Thursday, March 21, 2013

 

Glued to Twitter, but who or whom to follow in a crisis?


by Larry Geller

Questions of grammar aside, when world news is breaking out, which Twitter followers offer the most accurate, up-to-date account of events?

During the Egyptian revolution I found myself glued to the computer screen, selecting and following tweeters who seemed most connected to the action. It’s intoxicating—the ability to “be” there as events unfold, hours before news reports might appear (if they ever do) in the daily newspaper.

I even set myself up to do rapid translations from Arabic via cut-and-paste. Maybe there’s a better way, but I didn’t want to exclude tweets from my input stream just because they were in some other language.

So while the dinner dishes waited to be washed, I followed events taking place literally on the other side of the planet.

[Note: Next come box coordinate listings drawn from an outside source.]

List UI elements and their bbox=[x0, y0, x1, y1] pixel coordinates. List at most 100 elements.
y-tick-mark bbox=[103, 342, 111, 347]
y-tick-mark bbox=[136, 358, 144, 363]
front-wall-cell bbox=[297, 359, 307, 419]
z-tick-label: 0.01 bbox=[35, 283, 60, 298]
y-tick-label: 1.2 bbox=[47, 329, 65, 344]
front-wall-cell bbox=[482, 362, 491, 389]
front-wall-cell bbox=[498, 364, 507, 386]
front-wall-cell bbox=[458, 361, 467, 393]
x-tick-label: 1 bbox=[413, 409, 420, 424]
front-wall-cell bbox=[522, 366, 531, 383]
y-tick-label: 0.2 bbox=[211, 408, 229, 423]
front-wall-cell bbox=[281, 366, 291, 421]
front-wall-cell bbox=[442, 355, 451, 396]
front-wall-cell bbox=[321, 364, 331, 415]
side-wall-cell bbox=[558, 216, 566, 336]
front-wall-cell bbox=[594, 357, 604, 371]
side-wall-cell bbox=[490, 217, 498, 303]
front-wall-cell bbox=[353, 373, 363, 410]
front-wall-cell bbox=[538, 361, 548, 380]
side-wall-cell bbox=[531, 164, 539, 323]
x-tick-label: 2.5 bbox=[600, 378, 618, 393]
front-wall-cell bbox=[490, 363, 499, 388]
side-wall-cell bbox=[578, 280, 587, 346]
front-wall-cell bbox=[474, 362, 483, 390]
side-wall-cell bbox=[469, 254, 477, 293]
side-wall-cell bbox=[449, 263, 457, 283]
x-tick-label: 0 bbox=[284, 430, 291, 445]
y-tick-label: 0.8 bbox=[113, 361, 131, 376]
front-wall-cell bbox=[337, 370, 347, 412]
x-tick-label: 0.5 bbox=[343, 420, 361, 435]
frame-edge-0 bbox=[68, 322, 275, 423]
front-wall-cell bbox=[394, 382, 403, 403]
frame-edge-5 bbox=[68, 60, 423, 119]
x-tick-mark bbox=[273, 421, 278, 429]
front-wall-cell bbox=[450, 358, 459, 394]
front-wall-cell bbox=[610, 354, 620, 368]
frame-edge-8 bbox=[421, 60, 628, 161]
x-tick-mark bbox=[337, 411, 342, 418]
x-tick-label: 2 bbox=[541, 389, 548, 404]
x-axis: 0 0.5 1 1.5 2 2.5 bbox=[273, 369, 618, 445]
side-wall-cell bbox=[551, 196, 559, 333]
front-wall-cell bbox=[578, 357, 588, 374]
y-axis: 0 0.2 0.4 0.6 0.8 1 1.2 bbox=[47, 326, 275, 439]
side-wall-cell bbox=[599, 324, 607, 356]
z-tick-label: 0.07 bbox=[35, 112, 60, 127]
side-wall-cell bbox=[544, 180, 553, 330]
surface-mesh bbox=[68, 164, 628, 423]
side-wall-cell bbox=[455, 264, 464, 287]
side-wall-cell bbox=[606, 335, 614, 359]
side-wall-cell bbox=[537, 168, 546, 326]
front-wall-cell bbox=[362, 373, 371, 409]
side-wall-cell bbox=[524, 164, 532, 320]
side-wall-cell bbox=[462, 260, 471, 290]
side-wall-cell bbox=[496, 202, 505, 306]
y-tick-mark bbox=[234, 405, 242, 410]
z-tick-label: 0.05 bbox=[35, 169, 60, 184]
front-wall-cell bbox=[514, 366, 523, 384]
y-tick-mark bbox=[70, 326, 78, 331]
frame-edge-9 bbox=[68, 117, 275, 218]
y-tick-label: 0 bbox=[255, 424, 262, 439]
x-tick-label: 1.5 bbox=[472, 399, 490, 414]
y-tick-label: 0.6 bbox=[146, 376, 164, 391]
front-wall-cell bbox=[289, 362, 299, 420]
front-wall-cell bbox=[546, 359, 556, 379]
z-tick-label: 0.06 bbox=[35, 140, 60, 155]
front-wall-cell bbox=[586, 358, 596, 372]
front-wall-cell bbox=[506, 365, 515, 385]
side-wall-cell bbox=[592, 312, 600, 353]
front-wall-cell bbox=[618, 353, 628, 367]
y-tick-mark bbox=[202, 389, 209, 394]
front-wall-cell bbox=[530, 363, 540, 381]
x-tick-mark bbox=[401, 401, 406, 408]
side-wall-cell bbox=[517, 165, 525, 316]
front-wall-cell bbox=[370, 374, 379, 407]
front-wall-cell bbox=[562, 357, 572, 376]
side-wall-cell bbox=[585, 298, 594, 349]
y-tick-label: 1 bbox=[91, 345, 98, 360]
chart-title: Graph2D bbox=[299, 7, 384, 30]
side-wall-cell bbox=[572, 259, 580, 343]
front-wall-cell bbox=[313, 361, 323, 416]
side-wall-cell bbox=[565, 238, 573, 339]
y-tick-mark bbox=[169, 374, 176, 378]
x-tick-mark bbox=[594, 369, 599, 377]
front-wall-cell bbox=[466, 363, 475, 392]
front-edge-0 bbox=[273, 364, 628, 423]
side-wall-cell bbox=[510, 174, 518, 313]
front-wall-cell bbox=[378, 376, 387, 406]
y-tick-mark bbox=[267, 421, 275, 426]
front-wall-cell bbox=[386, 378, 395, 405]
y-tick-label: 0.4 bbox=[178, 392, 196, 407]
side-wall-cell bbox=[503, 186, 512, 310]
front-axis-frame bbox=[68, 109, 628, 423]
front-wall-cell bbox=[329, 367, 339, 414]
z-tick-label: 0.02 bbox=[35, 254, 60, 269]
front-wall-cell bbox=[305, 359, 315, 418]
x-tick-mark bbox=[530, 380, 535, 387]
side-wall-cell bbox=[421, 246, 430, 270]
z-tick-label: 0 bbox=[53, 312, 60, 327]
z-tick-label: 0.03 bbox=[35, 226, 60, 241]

What a remarkable age we live in.

But back to the question: who or whom to follow when stuff is happening? Check out this article and the research paper that it links to:

The researchers ran an automatic process to discover the main topics from the database of Arab Spring tweets, then manually went through them to choose those most relevant to the uprising. Users whose tweets most often contain these relevant topics, who are also near the action, are the ones you want to follow.

In a paper due to be presented at the ACM Conference on Hypertext and Social Media in Paris, France, in May, Kumar writes that the most useful tweeters are not expected to have a large number of followers, or be influential on Twitter outside of the crisis.

[NewScientist, How to find the right Twitter user in a crisis, 3/20/2013]

(hat tip to ResearchBuzz. I’ve been a subscriber probably since 1996, before the Internet really existed.)